Friday, April 16, 2004
Papa's got a brand new gun
Since I don’t particularly enjoy reading about carnage and butchery I am not a big Hemingway fan, but I really did enjoy A Moveable Feast, his autobiographical account of the time he spent in Paris as a young writer in the twenties. In this memoir, he is as gossipy and catty as a schoolgirl. He dishes about many of the famous expatriate literary figures he consorted with in Paris like Gertrude Stein and James Joyce, but reserves the most acid for F. Scott and Zelda Fitzgerald, who come across as alcoholic loons. At one point, Hemingway recounts how F. Scott sheepishly showed Hemingway his penis and asked Hemingway if it were as abnormally and inadequately small as Zelda is constantly telling him it is. The couple was always trying to enmesh Hemingway in their dysfunctional, alcohol fueled bickering, and Hemingway finally tires of it and gives F. Scott good and matter-of-fact advice despite the risk that it might strain their friendship.

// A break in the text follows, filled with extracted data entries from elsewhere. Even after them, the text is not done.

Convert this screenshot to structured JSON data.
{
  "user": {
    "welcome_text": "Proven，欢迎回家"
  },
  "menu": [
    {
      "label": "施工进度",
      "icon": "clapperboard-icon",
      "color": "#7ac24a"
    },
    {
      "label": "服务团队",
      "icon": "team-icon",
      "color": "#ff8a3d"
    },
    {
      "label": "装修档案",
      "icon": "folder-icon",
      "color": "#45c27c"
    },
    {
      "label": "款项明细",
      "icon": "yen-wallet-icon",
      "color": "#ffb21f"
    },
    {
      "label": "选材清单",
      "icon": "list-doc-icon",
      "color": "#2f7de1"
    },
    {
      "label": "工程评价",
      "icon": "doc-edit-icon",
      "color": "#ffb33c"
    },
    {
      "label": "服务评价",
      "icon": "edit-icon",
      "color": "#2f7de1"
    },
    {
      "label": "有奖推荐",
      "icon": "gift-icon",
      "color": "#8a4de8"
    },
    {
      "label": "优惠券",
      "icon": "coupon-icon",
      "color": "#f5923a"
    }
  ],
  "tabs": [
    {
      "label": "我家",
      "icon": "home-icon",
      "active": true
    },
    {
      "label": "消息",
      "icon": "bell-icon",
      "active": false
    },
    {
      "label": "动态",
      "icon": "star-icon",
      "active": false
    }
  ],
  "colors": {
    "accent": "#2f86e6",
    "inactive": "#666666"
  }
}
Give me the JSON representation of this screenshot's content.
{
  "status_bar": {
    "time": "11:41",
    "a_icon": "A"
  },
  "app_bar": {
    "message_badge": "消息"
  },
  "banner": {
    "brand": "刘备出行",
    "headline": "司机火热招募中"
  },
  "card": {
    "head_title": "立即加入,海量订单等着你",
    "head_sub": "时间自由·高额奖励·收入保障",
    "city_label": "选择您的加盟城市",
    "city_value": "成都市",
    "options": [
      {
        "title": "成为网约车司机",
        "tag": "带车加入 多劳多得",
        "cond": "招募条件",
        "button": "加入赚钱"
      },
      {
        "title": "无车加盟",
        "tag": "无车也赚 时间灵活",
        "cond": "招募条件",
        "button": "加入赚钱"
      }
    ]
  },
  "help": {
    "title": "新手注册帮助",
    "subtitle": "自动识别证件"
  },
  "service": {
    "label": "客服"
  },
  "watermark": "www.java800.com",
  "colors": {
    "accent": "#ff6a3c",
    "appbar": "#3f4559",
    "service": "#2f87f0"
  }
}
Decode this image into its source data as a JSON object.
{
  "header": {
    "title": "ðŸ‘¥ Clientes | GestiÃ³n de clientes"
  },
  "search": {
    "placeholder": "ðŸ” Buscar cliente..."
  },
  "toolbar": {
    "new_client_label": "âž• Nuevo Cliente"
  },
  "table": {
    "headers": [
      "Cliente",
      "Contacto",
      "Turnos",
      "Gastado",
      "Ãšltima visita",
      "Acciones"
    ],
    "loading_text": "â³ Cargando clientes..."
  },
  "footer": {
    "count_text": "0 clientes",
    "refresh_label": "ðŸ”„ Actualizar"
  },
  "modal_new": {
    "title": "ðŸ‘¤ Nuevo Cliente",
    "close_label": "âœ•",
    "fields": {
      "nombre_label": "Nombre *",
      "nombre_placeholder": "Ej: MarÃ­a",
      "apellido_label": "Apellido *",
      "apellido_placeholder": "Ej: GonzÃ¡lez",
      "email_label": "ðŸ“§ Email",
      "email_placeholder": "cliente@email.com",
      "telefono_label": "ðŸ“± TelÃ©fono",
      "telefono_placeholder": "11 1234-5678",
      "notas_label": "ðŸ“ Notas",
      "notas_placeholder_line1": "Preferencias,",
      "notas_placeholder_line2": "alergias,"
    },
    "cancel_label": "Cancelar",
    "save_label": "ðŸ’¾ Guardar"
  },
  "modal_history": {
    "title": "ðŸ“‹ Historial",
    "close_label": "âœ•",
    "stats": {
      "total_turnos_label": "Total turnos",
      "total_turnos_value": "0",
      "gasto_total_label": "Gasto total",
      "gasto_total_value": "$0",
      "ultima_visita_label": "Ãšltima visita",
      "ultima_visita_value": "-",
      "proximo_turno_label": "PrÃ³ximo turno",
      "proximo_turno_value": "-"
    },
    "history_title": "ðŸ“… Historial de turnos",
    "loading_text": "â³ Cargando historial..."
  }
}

“Forget what Zelda said," I told him. "Zelda is crazy. There’s nothing wrong with you. Just have confidence... Zelda just wants to destroy you.”
He should have added, "But I will destroy you (or at least your reputation, for you will have drunk yourself into an early grave by then) more when I, your supposed friend, reveal this embarrassingly intimate confidence about you and your wife to the world." (In Hemingway's defense, this book was pieced together and released posthumously without his creative control.)
Hemingway also offers us the most awe-inspiring example of passive aggression I have ever read.
Hadley, his first wife, decides on a whim to to pack up every single unpublished manuscript (and all of the carbon copies) in a suitcase to bring to Hemingway as a surprise when she joins him late on a ski trip. She ‘accidentally’ leaves the suitcase on the train station platform where it is stolen, never to be recovered. In essence, his life’s work is lost.
Here is Hemingway’s description of how Hadley breaks the news to him.
“I had never seen anyone hurt by a thing other than death or unbearable suffering except Hadley when she told me about the things being gone. She had cried and cried and could not tell me. I told her that no matter what the dreadful thing was that had happened nothing could be that bad, and whatever it was, it was all right, not to worry. We could work it out. Then, finally, she told me. I was sure that she could not have brought the carbons too…
It was true all right…”
Hemingway was most likely carrying on with her best friend at the time, the one he eventually leaves Hadley and their young son for, and this was indirect revenge at its finest. My hat’s off to you, Hadley Hemingway, for your non-balls.